I needed a sure-fire way to keep me from ruining my son’s Bar-Mitzvah. When a Jewish child reaches the age of 13, he or she is “called up” in a synagogue to stand in front of their community, and take on certain adult responsibilities. This rite of passage is a very big deal. For my son Craig’s Bar-Mitzvah, there were over four hundred people present to participate in prayer and to watch Craig, for the very first time, become a “son of the commandments.”
My Bar-Mitzvah boy had dress rehearsal the Thursday night before. Siblings, grandparents and parents – that would be me, came together to learn our parts in the worship service, and to get (professional) family portraits taken. After faking it for the camera, we did a walk-through of the upcoming big night.

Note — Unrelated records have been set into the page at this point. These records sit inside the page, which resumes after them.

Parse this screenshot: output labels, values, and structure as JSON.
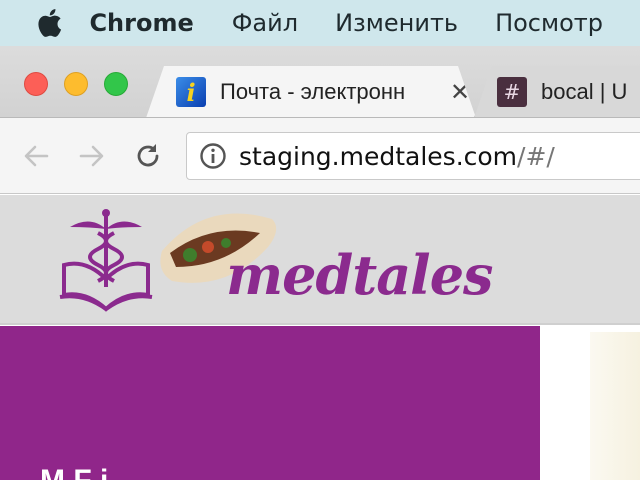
{
  "menubar": {
    "app_name": "Chrome",
    "items": [
      "Файл",
      "Изменить",
      "Посмотр"
    ]
  },
  "tabs": [
    {
      "title": "Почта - электронн",
      "favicon": "info-icon",
      "close": "✕",
      "active": true
    },
    {
      "title": "bocal | U",
      "favicon": "hash-icon",
      "active": false
    }
  ],
  "omnibox": {
    "host": "staging.medtales.com",
    "path": "/#/"
  },
  "site": {
    "logo_text": "medtales",
    "panel_text": "M  F i"
  },
  "colors": {
    "brand_purple": "#90268a",
    "menubar": "#cfe7ec"
  }
}
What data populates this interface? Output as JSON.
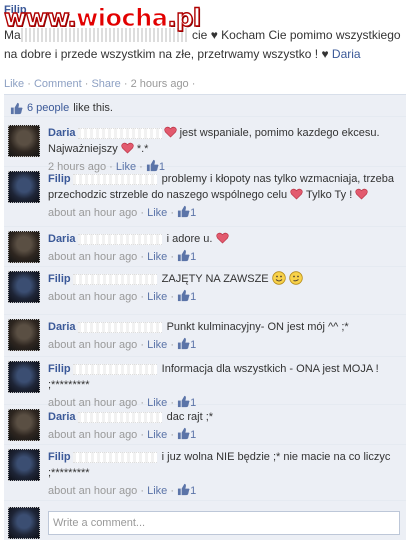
{
  "watermark": {
    "part1": "www.",
    "part2": "wiocha",
    "part3": ".pl"
  },
  "post": {
    "author": "Filip",
    "text_start": "Ma",
    "text_main": "cie ♥ Kocham Cie pomimo wszystkiego na dobre i przede wszystkim na złe, przetrwamy wszystko ! ♥ ",
    "tag": "Daria",
    "actions": {
      "like": "Like",
      "comment": "Comment",
      "share": "Share",
      "sep": " · ",
      "time": "2 hours ago",
      "sep2": " · "
    }
  },
  "likes": {
    "count_text": "6 people",
    "suffix": " like this."
  },
  "comments": [
    {
      "name": "Daria",
      "avatar": "daria",
      "text": "jest wspaniale, pomimo kazdego ekcesu. Najważniejszy",
      "tail": " *.*",
      "heart_mid": true,
      "time": "2 hours ago",
      "like": "Like",
      "likes": "1"
    },
    {
      "name": "Filip",
      "avatar": "filip",
      "text": "problemy i kłopoty nas tylko wzmacniaja, trzeba przechodzic strzeble do naszego wspólnego celu",
      "tail": " Tylko Ty !",
      "heart_mid": true,
      "time": "about an hour ago",
      "like": "Like",
      "likes": "1"
    },
    {
      "name": "Daria",
      "avatar": "daria",
      "text": "i adore u.",
      "tail": "",
      "heart_mid": true,
      "time": "about an hour ago",
      "like": "Like",
      "likes": "1"
    },
    {
      "name": "Filip",
      "avatar": "filip",
      "text": "ZAJĘTY NA ZAWSZE",
      "tail": "",
      "heart_mid": false,
      "time": "about an hour ago",
      "like": "Like",
      "likes": "1"
    },
    {
      "name": "Daria",
      "avatar": "daria",
      "text": "Punkt kulminacyjny- ON jest mój ^^ ;*",
      "tail": "",
      "heart_mid": false,
      "time": "about an hour ago",
      "like": "Like",
      "likes": "1"
    },
    {
      "name": "Filip",
      "avatar": "filip",
      "text": "Informacja dla wszystkich - ONA jest MOJA ! ;*********",
      "tail": "",
      "heart_mid": false,
      "time": "about an hour ago",
      "like": "Like",
      "likes": "1"
    },
    {
      "name": "Daria",
      "avatar": "daria",
      "text": "dac rajt ;*",
      "tail": "",
      "heart_mid": false,
      "time": "about an hour ago",
      "like": "Like",
      "likes": "1"
    },
    {
      "name": "Filip",
      "avatar": "filip",
      "text": "i juz wolna NIE będzie ;* nie macie na co liczyc ;*********",
      "tail": "",
      "heart_mid": false,
      "time": "about an hour ago",
      "like": "Like",
      "likes": "1"
    }
  ],
  "write_placeholder": "Write a comment...",
  "colors": {
    "link": "#3b5998",
    "feedback_bg": "#eceff5",
    "heart": "#e25a6e"
  }
}
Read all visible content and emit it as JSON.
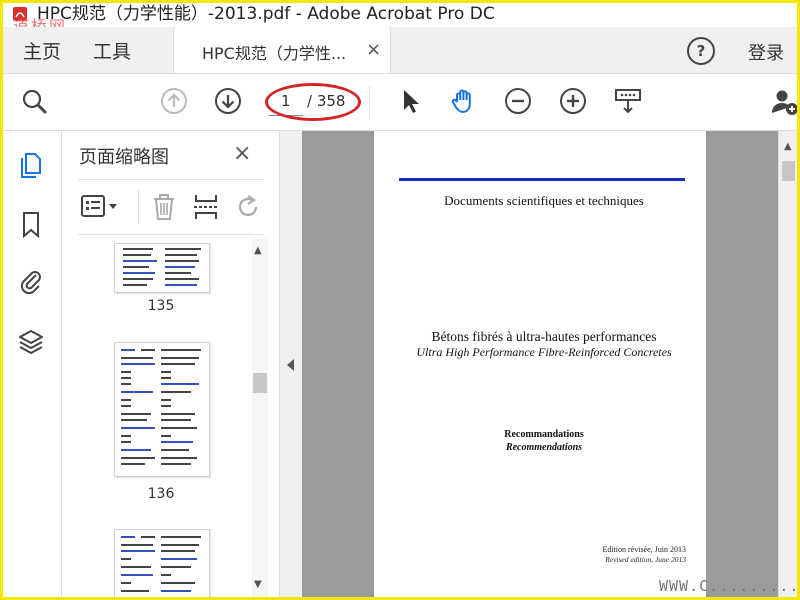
{
  "window": {
    "title": "HPC规范（力学性能）-2013.pdf - Adobe Acrobat Pro DC",
    "watermark_logo": "道桥网"
  },
  "tabs": {
    "home": "主页",
    "tools": "工具",
    "document_tab": "HPC规范（力学性...",
    "close": "×",
    "help": "?",
    "login": "登录"
  },
  "toolbar": {
    "current_page": "1",
    "total_pages": "/ 358"
  },
  "thumbnails": {
    "title": "页面缩略图",
    "close": "×",
    "pages": [
      "135",
      "136"
    ]
  },
  "document": {
    "header": "Documents scientifiques et techniques",
    "title_fr": "Bétons fibrés à ultra-hautes performances",
    "title_en": "Ultra High Performance Fibre-Reinforced Concretes",
    "sub_fr": "Recommandations",
    "sub_en": "Recommendations",
    "edition_fr": "Edition révisée, Juin 2013",
    "edition_en": "Revised edition, June 2013"
  },
  "footer": {
    "watermark": "WWW.C..........M"
  },
  "colors": {
    "accent": "#1473e6",
    "frame": "#f3e600",
    "highlight_oval": "#d42424",
    "doc_rule": "#1a2ec0"
  },
  "icons": {
    "rail": [
      "pages-icon",
      "bookmark-icon",
      "attachment-icon",
      "layers-icon"
    ],
    "toolbar": [
      "search-icon",
      "arrow-up-icon",
      "arrow-down-icon",
      "select-cursor-icon",
      "hand-tool-icon",
      "zoom-out-icon",
      "zoom-in-icon",
      "scroll-mode-icon",
      "share-user-icon"
    ]
  }
}
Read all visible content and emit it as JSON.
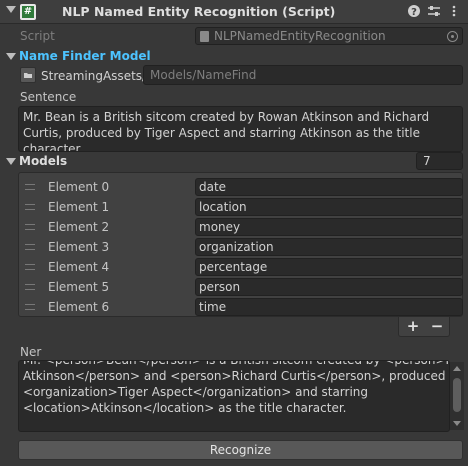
{
  "header": {
    "title": "NLP Named Entity Recognition (Script)",
    "script_icon_glyph": "#",
    "icons": [
      "help-icon",
      "presets-icon",
      "menu-icon"
    ]
  },
  "script_field": {
    "label": "Script",
    "value": "NLPNamedEntityRecognition"
  },
  "name_finder": {
    "label": "Name Finder Model",
    "label_color": "#4dc3ff",
    "root": "StreamingAssets/",
    "path": "Models/NameFind"
  },
  "sentence": {
    "label": "Sentence",
    "text": "Mr. Bean is a British sitcom created by Rowan Atkinson and Richard Curtis, produced by Tiger Aspect and starring Atkinson as the title character."
  },
  "models": {
    "label": "Models",
    "count": "7",
    "elements": [
      {
        "label": "Element 0",
        "value": "date"
      },
      {
        "label": "Element 1",
        "value": "location"
      },
      {
        "label": "Element 2",
        "value": "money"
      },
      {
        "label": "Element 3",
        "value": "organization"
      },
      {
        "label": "Element 4",
        "value": "percentage"
      },
      {
        "label": "Element 5",
        "value": "person"
      },
      {
        "label": "Element 6",
        "value": "time"
      }
    ],
    "add_label": "+",
    "remove_label": "−"
  },
  "ner": {
    "label": "Ner",
    "line_partial": "Mr. <person>Bean</person> is a British sitcom created by <person>Rowan",
    "line_1": "Atkinson</person> and <person>Richard Curtis</person>, produced by",
    "line_2": "<organization>Tiger Aspect</organization> and starring",
    "line_3": "<location>Atkinson</location> as the title character."
  },
  "recognize_button": "Recognize"
}
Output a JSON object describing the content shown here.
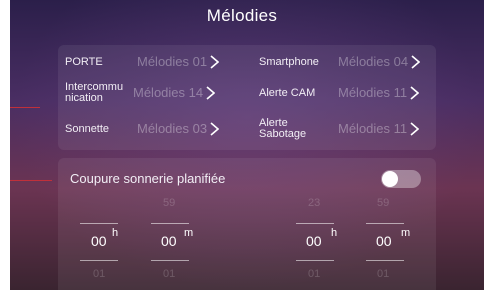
{
  "title": "Mélodies",
  "melodies": [
    {
      "label": "PORTE",
      "value": "Mélodies 01"
    },
    {
      "label": "Smartphone",
      "value": "Mélodies 04"
    },
    {
      "label": "Intercommu\nnication",
      "value": "Mélodies 14"
    },
    {
      "label": "Alerte CAM",
      "value": "Mélodies 11"
    },
    {
      "label": "Sonnette",
      "value": "Mélodies 03"
    },
    {
      "label": "Alerte\nSabotage",
      "value": "Mélodies 11"
    }
  ],
  "schedule": {
    "label": "Coupure sonnerie planifiée",
    "toggle_on": false,
    "start": {
      "hour_prev": "",
      "minute_prev": "59",
      "hour": "00",
      "minute": "00",
      "hour_next": "01",
      "minute_next": "01",
      "hour_unit": "h",
      "minute_unit": "m"
    },
    "end": {
      "hour_prev": "23",
      "minute_prev": "59",
      "hour": "00",
      "minute": "00",
      "hour_next": "01",
      "minute_next": "01",
      "hour_unit": "h",
      "minute_unit": "m"
    }
  },
  "colors": {
    "accent_callout": "#c0303a"
  }
}
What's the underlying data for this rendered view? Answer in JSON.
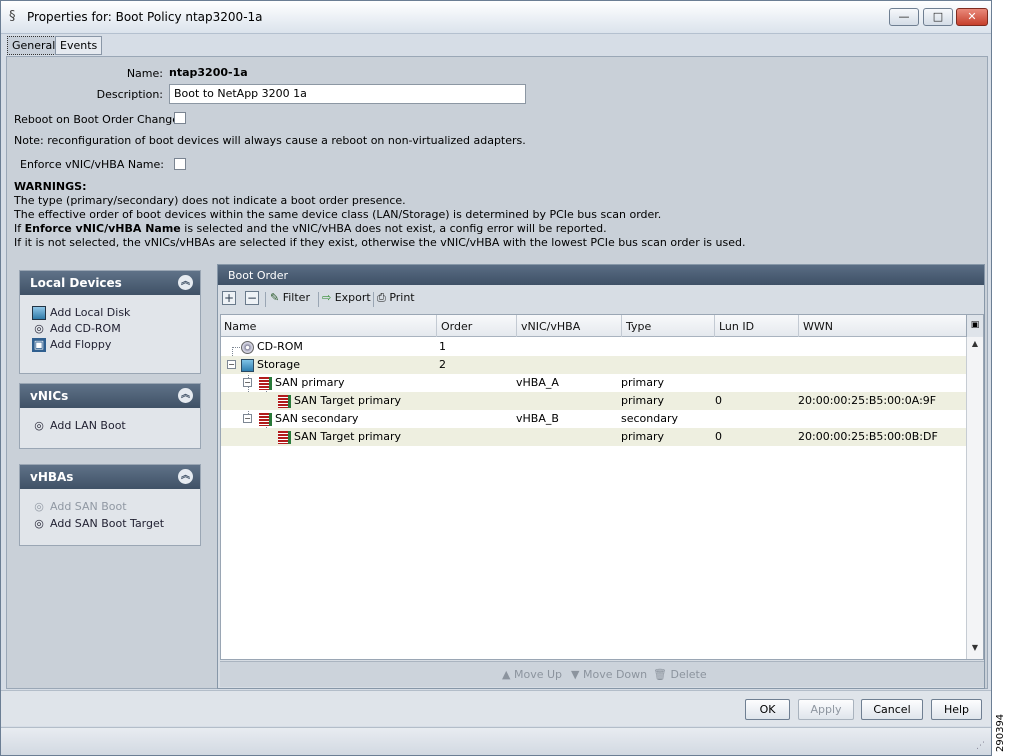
{
  "window": {
    "title": "Properties for: Boot Policy ntap3200-1a",
    "min_glyph": "—",
    "max_glyph": "□",
    "close_glyph": "✕"
  },
  "tabs": [
    {
      "label": "General"
    },
    {
      "label": "Events"
    }
  ],
  "form": {
    "name_label": "Name:",
    "name_value": "ntap3200-1a",
    "description_label": "Description:",
    "description_value": "Boot to NetApp 3200 1a",
    "reboot_label": "Reboot on Boot Order Change:",
    "reboot_checked": false,
    "note": "Note: reconfiguration of boot devices will always cause a reboot on non-virtualized adapters.",
    "enforce_label": "Enforce vNIC/vHBA Name:",
    "enforce_checked": false
  },
  "warnings": {
    "heading": "WARNINGS:",
    "line1": "The type (primary/secondary) does not indicate a boot order presence.",
    "line2": "The effective order of boot devices within the same device class (LAN/Storage) is determined by PCIe bus scan order.",
    "line3_prefix": "If ",
    "line3_bold": "Enforce vNIC/vHBA Name",
    "line3_suffix": " is selected and the vNIC/vHBA does not exist, a config error will be reported.",
    "line4": "If it is not selected, the vNICs/vHBAs are selected if they exist, otherwise the vNIC/vHBA with the lowest PCIe bus scan order is used."
  },
  "local_devices": {
    "title": "Local Devices",
    "items": [
      "Add Local Disk",
      "Add CD-ROM",
      "Add Floppy"
    ]
  },
  "vnics": {
    "title": "vNICs",
    "items": [
      "Add LAN Boot"
    ]
  },
  "vhbas": {
    "title": "vHBAs",
    "items": [
      "Add SAN Boot",
      "Add SAN Boot Target"
    ]
  },
  "boot_order": {
    "title": "Boot Order",
    "toolbar": {
      "add": "+",
      "remove": "−",
      "filter": "Filter",
      "export": "Export",
      "print": "Print"
    },
    "columns": [
      "Name",
      "Order",
      "vNIC/vHBA",
      "Type",
      "Lun ID",
      "WWN"
    ],
    "rows": [
      {
        "name": "CD-ROM",
        "order": "1",
        "vnic": "",
        "type": "",
        "lun": "",
        "wwn": ""
      },
      {
        "name": "Storage",
        "order": "2",
        "vnic": "",
        "type": "",
        "lun": "",
        "wwn": ""
      },
      {
        "name": "SAN primary",
        "order": "",
        "vnic": "vHBA_A",
        "type": "primary",
        "lun": "",
        "wwn": ""
      },
      {
        "name": "SAN Target primary",
        "order": "",
        "vnic": "",
        "type": "primary",
        "lun": "0",
        "wwn": "20:00:00:25:B5:00:0A:9F"
      },
      {
        "name": "SAN secondary",
        "order": "",
        "vnic": "vHBA_B",
        "type": "secondary",
        "lun": "",
        "wwn": ""
      },
      {
        "name": "SAN Target primary",
        "order": "",
        "vnic": "",
        "type": "primary",
        "lun": "0",
        "wwn": "20:00:00:25:B5:00:0B:DF"
      }
    ],
    "actions": {
      "move_up": "Move Up",
      "move_down": "Move Down",
      "delete": "Delete"
    }
  },
  "footer": {
    "ok": "OK",
    "apply": "Apply",
    "cancel": "Cancel",
    "help": "Help"
  },
  "side_id": "290394"
}
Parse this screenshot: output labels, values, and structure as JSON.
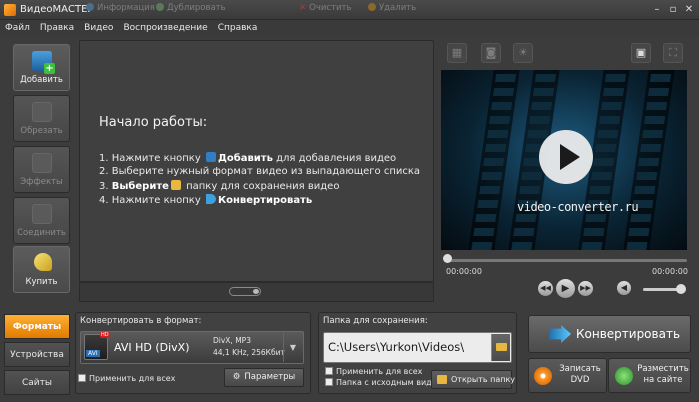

At the part where I’m supposed to say a few words about how wonderful my baby boy is, I completely lost it. I didn’t just get choked up… I was heaving, I was crying so hard.
I came home that night and called my ha-ha funny cousin Julius. I told him to be prepared. When I was up at the podium, the night of the Bar-Mitzvah, I would look for him. He should do something that would make me laugh, so I wouldn’t cry.
This is what happened. Craig began chanting his Haftorah, and the tears welled up. I found my red-haired cousin front and center. He had a giant grin on his face and an open pants zipper, with only one finger sticking out, wiggling a little hello. His obscene gesture at a very holy moment, was exactly what I needed to regain my composure and enjoy one of the best nights of my life.
Whether it’s a random act of funny or a planned stunt like Julius concocted, laughter can elevate your spirits and bring you closer to those around you. As a keen observer of relationships, I’ve noticed, the happiest couples are the ones who can make one another chuckle. In fact, if it were up to me, I would insist that the chuckle test be given to every commitment-bound couple.
I’ll take it one step further. You have a sacred commitment with the Divine. Why not apply the chuckle theory to your prayers? Too often, I talk to people who think that prayer is something you pull out only at times of desperation. They recite very serious, boring prayers in a language from another age; and they wonder why their worship experience is not fulfilling. Don’t keep wit out of your prayers. Your personality is who you are. Share it with the One who knows you best.